New research has found that institutional investors overreact to bad ESG news, causing “wild fluctuations to the share market”.
Researchers from Monash University found that investors “collectively overreact” when companies are the subject of bad ESG news, leading to share prices falls greater than justified.
“Our prediction was grounded in salience theory, which holds that when the attention of decision-makers is disproportionately directed to one or a few factors – in this case, environmental, social, and governance issues – those factors will receive disproportionate weighting in subsequent judgements,’’ the researchers wrote.
“Thus, when institutional investors observe a negative shock to the ESG attributes of a stock, it is expected that they will overestimate the probability of further shocks, resulting in a stronger tendency to sell, and a larger fall in the stock price than might be justified by fundamental considerations.”
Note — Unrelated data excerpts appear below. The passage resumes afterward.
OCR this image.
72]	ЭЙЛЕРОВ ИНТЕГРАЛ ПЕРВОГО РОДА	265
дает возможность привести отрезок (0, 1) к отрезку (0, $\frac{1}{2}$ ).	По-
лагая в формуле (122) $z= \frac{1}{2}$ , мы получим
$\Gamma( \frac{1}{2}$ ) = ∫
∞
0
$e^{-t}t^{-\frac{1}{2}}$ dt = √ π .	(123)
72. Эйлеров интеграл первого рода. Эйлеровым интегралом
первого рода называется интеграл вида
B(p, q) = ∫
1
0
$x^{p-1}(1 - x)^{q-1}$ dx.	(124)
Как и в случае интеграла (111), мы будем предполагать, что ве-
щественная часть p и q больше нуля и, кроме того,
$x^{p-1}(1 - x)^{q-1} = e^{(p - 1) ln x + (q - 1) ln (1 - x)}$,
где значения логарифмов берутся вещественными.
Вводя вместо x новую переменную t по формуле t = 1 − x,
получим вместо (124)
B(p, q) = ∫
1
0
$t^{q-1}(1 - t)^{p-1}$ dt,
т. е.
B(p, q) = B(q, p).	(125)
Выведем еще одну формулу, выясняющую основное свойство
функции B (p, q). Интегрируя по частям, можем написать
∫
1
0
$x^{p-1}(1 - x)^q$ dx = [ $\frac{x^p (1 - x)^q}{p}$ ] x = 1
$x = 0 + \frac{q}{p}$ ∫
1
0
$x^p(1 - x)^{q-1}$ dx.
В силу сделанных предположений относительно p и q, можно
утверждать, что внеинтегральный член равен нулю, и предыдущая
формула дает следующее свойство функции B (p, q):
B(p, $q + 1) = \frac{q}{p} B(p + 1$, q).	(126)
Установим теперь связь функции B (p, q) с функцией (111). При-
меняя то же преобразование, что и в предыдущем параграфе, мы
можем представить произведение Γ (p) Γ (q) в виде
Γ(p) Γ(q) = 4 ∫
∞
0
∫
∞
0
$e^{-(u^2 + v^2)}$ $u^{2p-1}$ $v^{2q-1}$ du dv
The researchers analysed more than 331,000 ESG news events between January 2000 and December 2019 and found that investors are better off waiting up for bad news to pass before making trade decisions.
“The research findings show traders have an opportunity to buy these stocks at a discount and then sell at a profit,” said Dr Bei Cui, one of the researchers.
“It also suggests that investors wishing to reduce exposure following bad ESG news can sometimes be better off waiting, in some cases up to 90 days after the announcement – to execute the necessary trades at a better price… There is also considerable evidence that the advanced leaking of information ahead of bad news events, as cumulative abnormal returns began occurring several days before this news was announced.”
Between 2016 and 2018 the total value of sustainable and responsible investment assets in the five major markets surged by 34 per cent to $30.7 trillion. In Australia and New Zealand, 63.2 per cent of total managed assets are invested using ESG frameworks.